Anita Faulkner - brazen mummy writes
Great post. It’s always brave to share something so personal. I sometimes wonder if anyone is truly “confident” on the inside, or if we’re all just faking it together!
Lucy Mackcracken
I can definitely relate to much of your post. I’m also a naturally introverted person and can find it exhaustijg trying to be too outgoing and be someone in not. Lots of great tips here to help and I love the jacket on you, a great colour choice.

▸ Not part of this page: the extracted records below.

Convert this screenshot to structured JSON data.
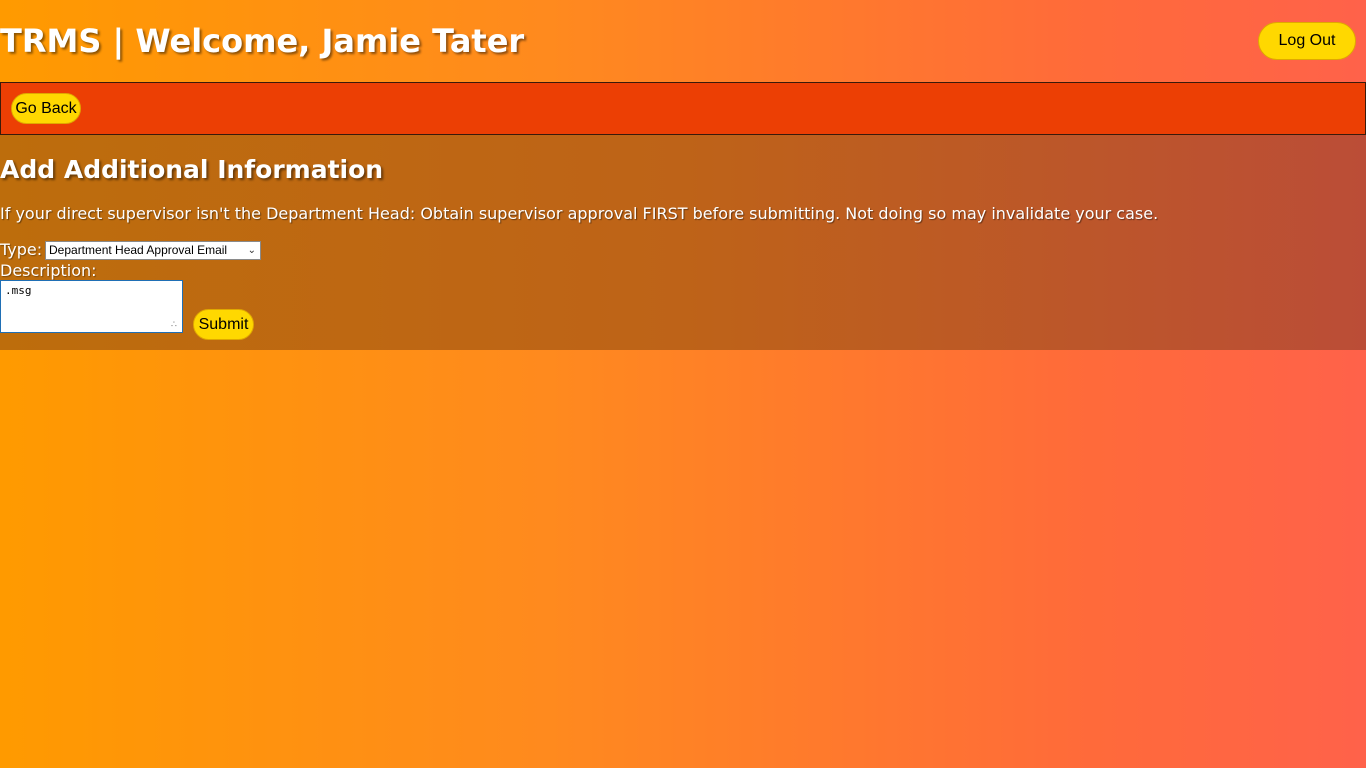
{
  "header": {
    "title": "TRMS | Welcome, Jamie Tater",
    "logout_label": "Log Out"
  },
  "nav": {
    "back_label": "Go Back"
  },
  "form": {
    "title": "Add Additional Information",
    "notice": "If your direct supervisor isn't the Department Head: Obtain supervisor approval FIRST before submitting. Not doing so may invalidate your case.",
    "type_label": "Type:",
    "type_selected": "Department Head Approval Email",
    "description_label": "Description:",
    "description_value": ".msg",
    "submit_label": "Submit"
  },
  "colors": {
    "button_bg": "#ffd800",
    "nav_bar_bg": "#ec3f04",
    "panel_bg": "#be6318"
  },
  "icons": {
    "select_arrow": "chevron-down-icon",
    "textarea_grip": "resize-grip-icon"
  }
}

Kaz | Ickle Pickles Life and Travels
I think accepting yourself and loving the way you are is absolutely vital to confidence. This is a great post and you look fab! Kaz
Amy - All aBout a MUmmy
I have definitely lost some of my confidence since becoming a parent. It definitely triggered anxiety for me and I really have to push myself to do things I wouldn’t have thought twice about before.
Louise
JD Williams have some lovely pieces, don’t they? I spent a fortune on their website over the summer 😀
Louise x
Joanne Dewberry
Great post. You definitely don’t realise how much your body changes after having children. I love the zebra print top it looks lovely on you.
Michelle Kellogg
Confidence is something everyone struggles with. It can cripple us if we let it. I’m glad you are getting your confidence back and still continue to do so through all your hard work. And self-care is crucial to self-love and confidence so I say keep it up 🙂
Sarah
You look amazing! You have every reason to be confident, but it’s easier said than done isn’t it? I’ve had high and low points of confidence in my life too but loving the skin you’re in is very liberating. Doesn’t mean you have to boast but it’s such a nice feeling to feel good about yourself!
Sonia
I love this post! Such a good feeling to have confidence isn’t it! I feel better about myself the older that I get which is nice.
Kara
I definitely lost confidence after I stopped working, it is so easy to doubt your abilities once you stop using them
jane
Learning to be confident amidst any situation is very important. Thanks for the tips shared on this relevant matter!